Capítulo Único

513 87 619
                                    

O mundo é cruel, extenuante e machuca sem piedade. Às vezes, tão mórbido quanto um filme de terror. E eu me adaptara, meu coração estava calejado, com inúmeros calos. Era como eu tinha aprendido a ser. Era como eu tinha aprendido a me defender, porque em um passado não muito distante, alguém me machucara. Esqueci-me como e quando, porque esquecer é o meu melhor remédio.

Fechar o coração, ao menos no início, havia sido difícil. Antes, sentir era mágico, um êxtase completo em meio a tanta dor. Encontrar alguém que se importe é uma dádiva, mas e quando o amor chega ao fim e nos obrigamos a partir? Ou pior, quando vemos nosso amor partir?

Desliguei-me. Desconectei-me. Esqueci o quanto é bom amar para não correr o risco da dor, porque isso é um ato permitido apenas àqueles que sangram pelo coração há anos. Há alguém que possa me julgar por fazer aquilo que muitos desejam?

Era mais um dia comum. O céu estava limpo, o vento roçava em nossas peles e bagunçava meus cabelos. Os seus também, acho. Eu não reparara, naquele tempo, eu não reparava em ninguém além de mim mesma. Porque meus olhos estavam vendados, lacrados em relação à enxergar alguém que pudesse me decepcionar.. A lista de desilusões não podia continuar a aumentar.

Eros. Que nome incomum e fatídico. Era seu nome. Até hoje sinto as lágrimas cristalinas brotarem em meus olhos quando pronuncio seu nome. Para os amantes de mitologia grega, talvez saibam a origem de Eros, filho de Afrodite, um belo cupido. Que irônico, você realmente havia tentado flechar meu coração.

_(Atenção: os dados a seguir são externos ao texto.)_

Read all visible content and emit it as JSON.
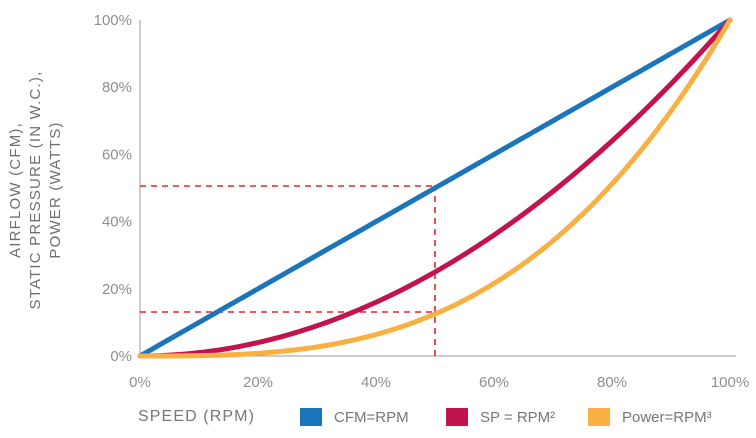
{
  "chart_data": {
    "type": "line",
    "xlabel": "SPEED (RPM)",
    "ylabel_lines": [
      "AIRFLOW (CFM),",
      "STATIC PRESSURE (IN W.C.),",
      "POWER (WATTS)"
    ],
    "x_ticks": [
      "0%",
      "20%",
      "40%",
      "60%",
      "80%",
      "100%"
    ],
    "y_ticks": [
      "0%",
      "20%",
      "40%",
      "60%",
      "80%",
      "100%"
    ],
    "xlim": [
      0,
      100
    ],
    "ylim": [
      0,
      100
    ],
    "grid": false,
    "legend_position": "bottom",
    "series": [
      {
        "key": "cfm",
        "name": "CFM=RPM",
        "color": "#1b75bb",
        "exponent": 1,
        "x": [
          0,
          10,
          20,
          30,
          40,
          50,
          60,
          70,
          80,
          90,
          100
        ],
        "values": [
          0,
          10,
          20,
          30,
          40,
          50,
          60,
          70,
          80,
          90,
          100
        ]
      },
      {
        "key": "sp",
        "name": "SP = RPM²",
        "color": "#c4124f",
        "exponent": 2,
        "x": [
          0,
          10,
          20,
          30,
          40,
          50,
          60,
          70,
          80,
          90,
          100
        ],
        "values": [
          0,
          1,
          4,
          9,
          16,
          25,
          36,
          49,
          64,
          81,
          100
        ]
      },
      {
        "key": "power",
        "name": "Power=RPM³",
        "color": "#f9b043",
        "exponent": 3,
        "x": [
          0,
          10,
          20,
          30,
          40,
          50,
          60,
          70,
          80,
          90,
          100
        ],
        "values": [
          0,
          0.1,
          0.8,
          2.7,
          6.4,
          12.5,
          21.6,
          34.3,
          51.2,
          72.9,
          100
        ]
      }
    ],
    "annotations": {
      "color": "#e0262b",
      "guide_x": 50,
      "guide_y_values": [
        50,
        12.5
      ]
    }
  }
}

Agora, que estou sozinho e com muito tempo para refletir sobre nós e nosso derradeiro fim, penso que talvez haja uma chance de termos sido destinados a nos encontrarmos nessa vida, predestinados. Meu nome, querida pessoa que está lendo este monólogo melancólico e cheio de arrependimentos, é Ania. Um nome simples que tem um significado deplorável: angústia e dor. Isto realmente têm a ver comigo.

Você era algo extraordinário e meu completo oposto. Amava. Se apegava. Lembrava com sorriso no rosto de seus amores passados e não tinha a constante necessidade de não sofrer mais. Tudo porque seu conceito era diferente do meu: viva sem medos, porque viver é correr riscos! disse-me uma vez e depois ostentou um sorriso radiante.

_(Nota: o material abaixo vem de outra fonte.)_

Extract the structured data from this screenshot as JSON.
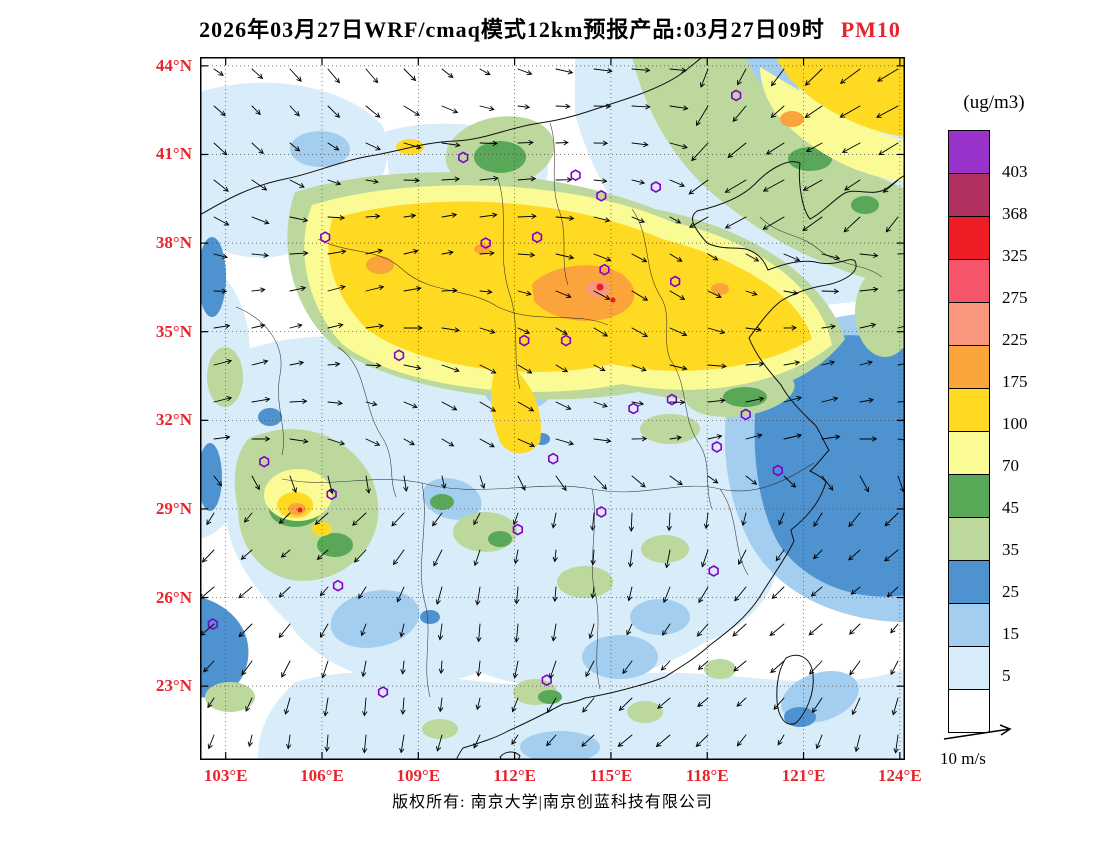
{
  "title": {
    "main": "2026年03月27日WRF/cmaq模式12km预报产品:03月27日09时",
    "pollutant": "PM10"
  },
  "colors": {
    "accent_red": "#E8242E",
    "marker_purple": "#8400C8"
  },
  "axes": {
    "lat_labels": [
      "44°N",
      "41°N",
      "38°N",
      "35°N",
      "32°N",
      "29°N",
      "26°N",
      "23°N"
    ],
    "lat_values": [
      44,
      41,
      38,
      35,
      32,
      29,
      26,
      23
    ],
    "lon_labels": [
      "103°E",
      "106°E",
      "109°E",
      "112°E",
      "115°E",
      "118°E",
      "121°E",
      "124°E"
    ],
    "lon_values": [
      103,
      106,
      109,
      112,
      115,
      118,
      121,
      124
    ],
    "label_color": "#E8242E"
  },
  "legend": {
    "unit": "(ug/m3)",
    "boundaries_top_to_bottom": [
      "403",
      "368",
      "325",
      "275",
      "225",
      "175",
      "100",
      "70",
      "45",
      "35",
      "25",
      "15",
      "5"
    ],
    "cell_colors_top_to_bottom": [
      "#9933CC",
      "#B03060",
      "#EE1C25",
      "#F4556A",
      "#F8977E",
      "#FCA43C",
      "#FFDA22",
      "#FBFB96",
      "#58A858",
      "#BCD89C",
      "#4E92D0",
      "#A4CEF0",
      "#D8ECFA",
      "#FFFFFF"
    ]
  },
  "wind_scale": {
    "label": "10 m/s"
  },
  "footer": {
    "copyright": "版权所有: 南京大学|南京创蓝科技有限公司"
  },
  "map": {
    "station_markers_lonlat": [
      [
        118.9,
        43.0
      ],
      [
        110.4,
        40.9
      ],
      [
        113.9,
        40.3
      ],
      [
        114.7,
        39.6
      ],
      [
        116.4,
        39.9
      ],
      [
        106.1,
        38.2
      ],
      [
        111.1,
        38.0
      ],
      [
        112.7,
        38.2
      ],
      [
        114.8,
        37.1
      ],
      [
        117.0,
        36.7
      ],
      [
        112.3,
        34.7
      ],
      [
        113.6,
        34.7
      ],
      [
        108.4,
        34.2
      ],
      [
        115.7,
        32.4
      ],
      [
        116.9,
        32.7
      ],
      [
        119.2,
        32.2
      ],
      [
        118.3,
        31.1
      ],
      [
        113.2,
        30.7
      ],
      [
        104.2,
        30.6
      ],
      [
        106.3,
        29.5
      ],
      [
        120.2,
        30.3
      ],
      [
        114.7,
        28.9
      ],
      [
        112.1,
        28.3
      ],
      [
        106.5,
        26.4
      ],
      [
        118.2,
        26.9
      ],
      [
        102.6,
        25.1
      ],
      [
        107.9,
        22.8
      ],
      [
        113.0,
        23.2
      ]
    ]
  }
}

Eu o afastava, porque sabia que você era um risco que eu não queria correr. Amar. Era um verbo que eu não gostaria de tentar praticar novamente, a não ser que algum príncipe de contos de fadas surgisse em minha vida. Mas eu estava conformada e desiludida demais para achar que isso - mesmo que remotamente - pudesse acontecer.

Paixão. Era até mesmo difícil de pronunciar uma palavra tão forte e tão descabível ao meu estilo de vida. O substantivo saia de meus lábios seguido de uma careta de amargura. Aos poucos, eu estava me transformando em um robô. Insensível, programada para apenas sobreviver, não viver, e acima de tudo: indiferente.

Eu tentava manter-me congelada, pois assim seria impenetrável e absorta de qualquer infortúnio, mas você ansiava ardentemente por me descongelar com seu fogo interior. Você era brutal, tão quente que não temia que eu o apagasse com meu gelo. Éramos perfeitos antônimos.

Em meu íntimo, em uma parte absolutamente recôndita, eu admitia que não era capaz de ser amada. Por qual outro motivo ninguém havia sido capaz de ficar e me amar? Então, transformei-me naquilo que combinava com minha condição: não amaria ninguém de volta. Mas você estava ali, insistindo. Tentando me tirar da caverna que eu mesma construíra e escolhera morar.

Lembro-me que você era perfeito. De seus lábios saiam apenas elogios e palavras bonitas. Você abraçava-me todos os dias e, às vezes, nos dias que eu não estava tão indiferente e quase cedendo ao seu amor, me roubava beijos carinhosos e demorados. Mas logo, o monstro que eu denominara como medo retornava, mais forte, mais arrebatador, como uma verdadeira fênix.